"Steve": colapso e falta de redenção na relação professor-aluno
O filme "Steve" (2025), produção da Netflix e estrelado por Cillian Murphy, mostra que o colapaso educacional e social não é exclusividade de países em desenvolvimento.
Países tidos como desenvolvidos e integrantes do "Ocidente" também enfrentam suas mazelas e é isto que nos mostra essa produção.
"Steve" não é apenas um drama sobre a crise na educação, mas um retrato visceral do esgotamento institucional e humano de quem lida com educação.
Ao centrar-se em Steve, um diretor de reformatório na Inglaterra dos anos 1990, o filme se distancia dos clichês de superação e redenção, oferecendo uma visão crua e desconfortável da exaustão profissional e da fragilidade emocional.
A ausência do clássico "salvador"
Em uma comparação inevitável com filmes sobre a relação professor-aluno, como "Sociedade dos Poetas Mortos" ou "Ao Mestre Com Carinho", "Steve" subverte completamente a fórmula.
Nestes clássicos, o professor é o herói carismático que, através de métodos não convencionais, consegue resgatar e inspirar jovens "problemáticos".
Há ainda muitos outros filmes que poderiam ser citados além destes. Mas em "Steve", não há salvador. O protagonista, interpretado por Murphy em uma atuação contida e angustiante, está à beira do colapso.
Aqui, a escola não é um palco de transformação idealizada, mas um microcosmo da falência social, onde profissionais e alunos tentam sobreviver a um sistema projetado para falhar.

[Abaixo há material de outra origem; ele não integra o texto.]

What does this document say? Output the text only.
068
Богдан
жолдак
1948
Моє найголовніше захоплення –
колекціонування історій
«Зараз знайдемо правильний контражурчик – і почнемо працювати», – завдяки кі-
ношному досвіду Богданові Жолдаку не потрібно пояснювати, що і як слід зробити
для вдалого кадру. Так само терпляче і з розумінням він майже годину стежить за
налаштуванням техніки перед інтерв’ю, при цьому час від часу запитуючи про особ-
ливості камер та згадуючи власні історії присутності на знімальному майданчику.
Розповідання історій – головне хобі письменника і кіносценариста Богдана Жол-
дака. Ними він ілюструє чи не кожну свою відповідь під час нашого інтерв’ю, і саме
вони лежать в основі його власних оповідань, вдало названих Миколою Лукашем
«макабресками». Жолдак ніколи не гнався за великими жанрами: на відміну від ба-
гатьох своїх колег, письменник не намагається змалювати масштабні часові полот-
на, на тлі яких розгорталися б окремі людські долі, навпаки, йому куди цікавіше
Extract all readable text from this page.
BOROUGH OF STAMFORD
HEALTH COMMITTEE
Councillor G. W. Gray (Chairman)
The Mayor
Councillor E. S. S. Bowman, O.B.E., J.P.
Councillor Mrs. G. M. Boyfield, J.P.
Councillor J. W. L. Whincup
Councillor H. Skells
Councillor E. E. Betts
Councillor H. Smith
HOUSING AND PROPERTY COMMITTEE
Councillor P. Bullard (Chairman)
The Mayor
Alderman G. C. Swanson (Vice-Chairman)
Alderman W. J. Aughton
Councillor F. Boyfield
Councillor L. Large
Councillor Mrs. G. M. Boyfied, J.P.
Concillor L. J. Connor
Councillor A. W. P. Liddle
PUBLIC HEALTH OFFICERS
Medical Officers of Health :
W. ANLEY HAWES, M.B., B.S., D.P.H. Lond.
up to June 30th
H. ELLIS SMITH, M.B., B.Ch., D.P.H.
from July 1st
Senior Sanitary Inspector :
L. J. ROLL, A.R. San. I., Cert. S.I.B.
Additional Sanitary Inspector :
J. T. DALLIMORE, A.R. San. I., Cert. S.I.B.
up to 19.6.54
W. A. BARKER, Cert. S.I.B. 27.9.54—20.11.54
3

A relação entre Steve e o aluno Shy (Jay Lycurgo), por exemplo, não busca uma salvação mútua, mas apresenta uma dependência desesperada:
Shy precisa de uma âncora para frear seu impulso autodestrutivo, e Steve, em seu burnout, busca uma razão para continuar lutando contra o inevitável fechamento da instituição, para guiar os alunos e até mesmo para se salvar. É algo poucas vezes visto em filmes deste gênero.
O espetáculo da dor
Um dos aspectos mais marcantes do filme é a inserção de uma equipe de TV filmando um documentário dentro da escola.
Este dispositivo narrativo reforça o tom documental e realista do drama. Ele nos faz questionar a autenticidade dos gestos, expondo a tensão entre a realidade caótica e a necessidade de "performar" o controle para as câmeras.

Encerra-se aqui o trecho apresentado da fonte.